Capmatinib is a highly specific, potent, and selective mesenchymal–epithelial transition factor inhibitor predominantly eliminated by cytochrome P450 (CYP) 3A4 and aldehyde oxidase. Here, we investigated the effects of a strong CYP3A inhibitor (itraconazole) and a strong CYP3A inducer (rifampicin) on single‐dose pharmacokinetics of capmatinib. In addition, serum creatinine and cystatin C were monitored to assess the potential inhibition of renal transporters by capmatinib. This was an open‐label, 2‐cohort (inhibition and induction), 2‐period (capmatinib alone and inhibition/induction periods) study in healthy subjects. In the inhibition cohort, capmatinib (400 mg/day) was given alone, then with itraconazole (200 mg/day for 10 days, 5‐day lead‐in before coadministration).

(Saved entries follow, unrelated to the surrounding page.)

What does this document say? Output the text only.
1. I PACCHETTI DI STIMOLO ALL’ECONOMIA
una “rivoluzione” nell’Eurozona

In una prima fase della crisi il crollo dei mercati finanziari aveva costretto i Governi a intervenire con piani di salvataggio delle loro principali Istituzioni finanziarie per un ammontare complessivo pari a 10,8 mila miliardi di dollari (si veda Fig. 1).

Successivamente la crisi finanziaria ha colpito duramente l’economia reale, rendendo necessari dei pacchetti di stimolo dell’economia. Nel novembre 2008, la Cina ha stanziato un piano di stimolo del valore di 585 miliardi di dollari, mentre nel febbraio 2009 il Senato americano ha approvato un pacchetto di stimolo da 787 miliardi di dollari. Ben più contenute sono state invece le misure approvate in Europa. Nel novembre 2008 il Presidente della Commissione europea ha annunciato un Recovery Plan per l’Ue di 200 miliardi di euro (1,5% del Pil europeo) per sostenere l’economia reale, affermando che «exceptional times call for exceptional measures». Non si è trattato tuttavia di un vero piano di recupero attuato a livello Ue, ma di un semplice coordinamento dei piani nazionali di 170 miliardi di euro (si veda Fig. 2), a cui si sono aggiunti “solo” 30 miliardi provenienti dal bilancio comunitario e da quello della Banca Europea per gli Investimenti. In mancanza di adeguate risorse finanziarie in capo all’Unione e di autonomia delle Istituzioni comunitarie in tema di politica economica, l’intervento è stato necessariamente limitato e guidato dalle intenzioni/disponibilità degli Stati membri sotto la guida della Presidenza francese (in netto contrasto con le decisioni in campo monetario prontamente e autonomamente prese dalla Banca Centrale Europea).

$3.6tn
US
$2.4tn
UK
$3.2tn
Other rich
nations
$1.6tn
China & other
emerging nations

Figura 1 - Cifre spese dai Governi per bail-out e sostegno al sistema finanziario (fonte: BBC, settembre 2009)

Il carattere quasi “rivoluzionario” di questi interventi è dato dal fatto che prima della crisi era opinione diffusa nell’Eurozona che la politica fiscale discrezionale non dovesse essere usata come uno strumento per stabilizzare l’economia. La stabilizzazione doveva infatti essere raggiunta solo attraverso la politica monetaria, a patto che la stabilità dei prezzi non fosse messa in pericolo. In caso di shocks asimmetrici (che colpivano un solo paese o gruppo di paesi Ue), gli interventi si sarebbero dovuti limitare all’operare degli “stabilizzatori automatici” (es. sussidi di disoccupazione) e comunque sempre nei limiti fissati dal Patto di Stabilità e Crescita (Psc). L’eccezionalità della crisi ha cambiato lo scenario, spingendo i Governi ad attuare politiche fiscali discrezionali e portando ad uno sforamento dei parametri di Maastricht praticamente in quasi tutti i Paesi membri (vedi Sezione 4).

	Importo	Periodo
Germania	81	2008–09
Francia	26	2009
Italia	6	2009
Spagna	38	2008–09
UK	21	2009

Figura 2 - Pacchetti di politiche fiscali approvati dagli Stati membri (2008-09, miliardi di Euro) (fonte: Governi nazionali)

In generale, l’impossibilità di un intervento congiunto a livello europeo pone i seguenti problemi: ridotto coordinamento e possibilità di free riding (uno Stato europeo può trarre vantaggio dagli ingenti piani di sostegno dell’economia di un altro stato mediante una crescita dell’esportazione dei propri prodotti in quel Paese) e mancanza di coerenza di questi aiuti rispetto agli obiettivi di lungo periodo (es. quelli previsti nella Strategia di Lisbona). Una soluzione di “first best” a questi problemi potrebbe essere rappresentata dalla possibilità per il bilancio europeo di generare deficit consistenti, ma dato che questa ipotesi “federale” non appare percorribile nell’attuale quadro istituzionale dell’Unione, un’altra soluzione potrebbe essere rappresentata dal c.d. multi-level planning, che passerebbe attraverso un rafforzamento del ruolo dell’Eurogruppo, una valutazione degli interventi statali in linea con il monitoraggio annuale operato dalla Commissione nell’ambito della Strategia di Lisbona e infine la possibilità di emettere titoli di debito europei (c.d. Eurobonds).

In the induction cohort, capmatinib (400 mg/day) was given alone, then with rifampicin (600 mg/day for 9 days, 5‐day lead‐in before coadministration). Fifty‐three subjects (inhibition cohort, n = 27; induction cohort, n = 26) were enrolled. Coadministration of itraconazole resulted in an increase of capmatinib area under the plasma concentration–time curve from time 0 to infinity by 42% (geometric mean ratio [GMR], 1.42; 90%CI, 1.33–1.52) with no change in maximum plasma concentration (GMR, 1.03; 90%CI, 0.866–1.22). Coadministration of rifampicin resulted in a reduction of capmatinib area under the plasma concentration–time curve from time 0 to infinity by 66.5% (GMR, 0.335; 90%CI, 0.300–0.374) and a decrease in maximum plasma concentration by 55.9% (GMR, 0.441; 90%CI, 0.387–0.502). After a single dose of capmatinib, a transient increase in serum creatinine was observed with no change in serum cystatin C concentration during the 3‐day monitoring period. In conclusion, coadministration of itraconazole or rifampicin resulted in clinically relevant changes in systemic exposure to capmatinib. The transient increase in serum creatinine without any increase in cystatin C suggests inhibition of renal transport by capmatinib.